Last Monday at St. Paul’s United Methodist Church, congregation and community members alike gathered to celebrate Martin Luther King Jr.’s birthday.
The event, “60 Years Later: Why Colorblindness Falls Short,” was titled that because it has been 60 years since Dr. Percy Harris opened his medical practice in Cedar Rapids, explained his daughter, Anne Carter.
Harris, who died in 2017, was the first black physician to practice in Cedar Rapids and was a well-known community leader. His family’s connection to St. Paul’s runs deep. When they arrived in Cedar Rapids in the 1950s, racist policies restricted where they could live. In 1961, Cedar Rapids businessman Robert Armstrong asked St. Paul’s to sell one of its lots on Bever Avenue SE to the Harris family. The question divided the congregation — in a vote, 460 of the 751 church members approved the sale.
The congregants of that time had to make a choice. They voted to overcome prejudice and welcome new neighbors, in the face of hostility from many of their fellow church members.
That was 60 years ago, but we should not fool ourselves into thinking we don’t have to keep making that choice.
The MLK Day service included audio from the last speech Martin Luther King Jr. gave, the night before he was shot and killed.
In it, King recounts the Biblical story of the good Samaritan, a man who stopped to help a stranger he saw suffering in the road. Two others, a priest and a Levite, already had passed him by and hurried on without stopping.
“And you know, it’s possible that the priest and the Levite looked over that man on the ground and wondered if the robbers were still around. Or it’s possible that they felt that the man on the ground was merely faking. And he was acting like he had been robbed and hurt, in order to seize them over there, lure them there for quick and easy seizure. And so the first question that the Levite asked was, “If I stop to help this man, what will happen to me?” But then the good Samaritan came by. And he reversed the question: “If I do not stop to help this man, what will happen to him?”
It made me think of a story The Gazette ran Jan. 19, about a decision before the Cedar Rapids City Council 20 years ago. In 1999, council members were called to vote on whether to expand the municipal code to add sexual orientation to the civil rights ordinance, which would discourage discrimination based on sexual orientation in workplaces, housing, education, credit and public accommodation.
The debate was heated, and City Council members who voted in favor of the expansion — it passed after a 3-2 vote — ultimately were in turn voted out of office.
“It was toxic,” Dale Todd told reporter B.A. Morelli. “There were death threats.

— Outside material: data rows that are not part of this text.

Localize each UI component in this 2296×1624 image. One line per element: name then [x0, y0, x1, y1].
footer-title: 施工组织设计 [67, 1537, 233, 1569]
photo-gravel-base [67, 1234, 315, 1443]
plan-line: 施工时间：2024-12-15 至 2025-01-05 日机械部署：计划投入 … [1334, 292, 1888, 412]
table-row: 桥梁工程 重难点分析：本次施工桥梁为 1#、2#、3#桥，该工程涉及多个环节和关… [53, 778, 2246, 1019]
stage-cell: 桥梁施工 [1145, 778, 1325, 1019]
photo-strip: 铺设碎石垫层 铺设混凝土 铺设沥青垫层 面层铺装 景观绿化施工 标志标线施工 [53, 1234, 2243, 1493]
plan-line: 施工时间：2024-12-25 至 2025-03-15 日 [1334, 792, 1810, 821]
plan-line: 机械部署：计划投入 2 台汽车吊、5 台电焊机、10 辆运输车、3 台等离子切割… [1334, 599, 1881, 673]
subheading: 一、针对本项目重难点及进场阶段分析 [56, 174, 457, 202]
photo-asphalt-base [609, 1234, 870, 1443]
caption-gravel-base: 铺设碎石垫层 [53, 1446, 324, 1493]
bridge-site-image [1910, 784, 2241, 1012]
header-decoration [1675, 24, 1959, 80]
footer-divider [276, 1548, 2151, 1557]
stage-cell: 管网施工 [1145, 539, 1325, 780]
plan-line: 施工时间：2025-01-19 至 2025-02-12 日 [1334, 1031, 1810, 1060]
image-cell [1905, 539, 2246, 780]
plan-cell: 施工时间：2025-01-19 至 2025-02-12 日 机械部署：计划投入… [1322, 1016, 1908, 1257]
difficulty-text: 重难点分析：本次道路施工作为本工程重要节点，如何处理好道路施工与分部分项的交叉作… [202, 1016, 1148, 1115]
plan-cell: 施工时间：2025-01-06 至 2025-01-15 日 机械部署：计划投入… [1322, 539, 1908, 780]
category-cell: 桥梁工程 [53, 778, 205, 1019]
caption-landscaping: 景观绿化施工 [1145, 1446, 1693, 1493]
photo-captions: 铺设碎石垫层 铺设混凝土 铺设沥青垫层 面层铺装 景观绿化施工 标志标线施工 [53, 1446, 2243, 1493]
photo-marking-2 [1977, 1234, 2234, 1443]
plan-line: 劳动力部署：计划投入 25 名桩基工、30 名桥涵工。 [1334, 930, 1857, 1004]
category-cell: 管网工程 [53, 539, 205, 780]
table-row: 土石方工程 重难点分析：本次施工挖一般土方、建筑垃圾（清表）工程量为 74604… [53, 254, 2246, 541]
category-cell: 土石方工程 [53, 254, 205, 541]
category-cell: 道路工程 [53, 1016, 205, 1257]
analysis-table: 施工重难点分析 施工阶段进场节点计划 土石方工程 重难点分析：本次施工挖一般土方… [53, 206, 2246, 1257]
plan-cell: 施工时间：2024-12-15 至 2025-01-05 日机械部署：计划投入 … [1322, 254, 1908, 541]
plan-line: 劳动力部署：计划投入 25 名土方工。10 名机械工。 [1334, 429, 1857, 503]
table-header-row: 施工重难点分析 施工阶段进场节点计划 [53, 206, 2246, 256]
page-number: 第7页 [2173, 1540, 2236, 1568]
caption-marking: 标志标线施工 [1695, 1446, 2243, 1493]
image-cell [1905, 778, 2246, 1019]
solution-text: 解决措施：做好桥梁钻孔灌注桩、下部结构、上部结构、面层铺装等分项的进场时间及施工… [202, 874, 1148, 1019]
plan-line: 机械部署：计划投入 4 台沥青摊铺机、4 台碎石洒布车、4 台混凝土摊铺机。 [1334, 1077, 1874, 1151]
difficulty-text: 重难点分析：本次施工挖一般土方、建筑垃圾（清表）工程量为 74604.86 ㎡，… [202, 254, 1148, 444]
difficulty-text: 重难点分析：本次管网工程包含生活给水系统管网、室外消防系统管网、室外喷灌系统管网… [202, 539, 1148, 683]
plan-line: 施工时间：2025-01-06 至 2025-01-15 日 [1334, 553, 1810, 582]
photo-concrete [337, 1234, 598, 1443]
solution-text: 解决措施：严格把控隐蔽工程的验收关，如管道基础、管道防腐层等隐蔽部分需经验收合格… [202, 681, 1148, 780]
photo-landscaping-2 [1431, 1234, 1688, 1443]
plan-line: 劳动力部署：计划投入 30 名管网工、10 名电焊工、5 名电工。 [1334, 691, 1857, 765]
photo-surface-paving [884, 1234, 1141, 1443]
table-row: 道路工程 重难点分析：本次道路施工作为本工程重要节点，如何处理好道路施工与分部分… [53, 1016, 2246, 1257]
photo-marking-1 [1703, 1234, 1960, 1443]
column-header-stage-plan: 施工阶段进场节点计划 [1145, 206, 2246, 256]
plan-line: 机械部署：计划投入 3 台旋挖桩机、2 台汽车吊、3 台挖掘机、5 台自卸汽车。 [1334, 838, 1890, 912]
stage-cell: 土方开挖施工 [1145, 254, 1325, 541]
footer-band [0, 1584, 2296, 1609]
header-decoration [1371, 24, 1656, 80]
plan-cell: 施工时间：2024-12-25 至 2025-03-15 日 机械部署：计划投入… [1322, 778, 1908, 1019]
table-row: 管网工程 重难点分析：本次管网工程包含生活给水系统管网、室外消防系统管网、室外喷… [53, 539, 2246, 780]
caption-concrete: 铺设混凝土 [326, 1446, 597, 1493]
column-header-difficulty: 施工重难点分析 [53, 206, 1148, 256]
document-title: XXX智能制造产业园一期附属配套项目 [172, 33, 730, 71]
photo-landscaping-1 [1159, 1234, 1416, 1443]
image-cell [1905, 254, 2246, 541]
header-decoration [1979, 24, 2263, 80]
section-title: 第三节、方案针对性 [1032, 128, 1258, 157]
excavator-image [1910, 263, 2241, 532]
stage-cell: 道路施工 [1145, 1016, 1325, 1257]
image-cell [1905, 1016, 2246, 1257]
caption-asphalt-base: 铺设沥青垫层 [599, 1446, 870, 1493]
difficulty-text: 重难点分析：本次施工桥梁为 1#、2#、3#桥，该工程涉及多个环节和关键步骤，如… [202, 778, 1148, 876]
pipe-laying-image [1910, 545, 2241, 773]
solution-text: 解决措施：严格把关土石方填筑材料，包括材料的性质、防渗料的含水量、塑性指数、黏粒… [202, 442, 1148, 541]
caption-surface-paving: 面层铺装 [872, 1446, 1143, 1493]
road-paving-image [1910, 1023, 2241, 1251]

There was a concern about security. We had to implement safeguards at City Hall. ... It was scary.”
He then was the city’s Parks Commissioner, but was ousted in 2001. He was elected to the council last year.
The question of whether to act out of fear or compassion is something we as a society have been asked countless times in the past and surely will continue to be asked in the future.
And we’re being asked now. When we, as a nation, are asked to extend our hand in help to others, do we turn away from their suffering in fear and worry? Or do we ask what will happen to them if we do not help, despite those fears?
As King continued in his speech:
“Let us rise up tonight with a greater readiness. Let us stand with a greater determination. And let us move on in these powerful days, these days of challenge to make America what it ought to be. We have an opportunity to make America a better nation.”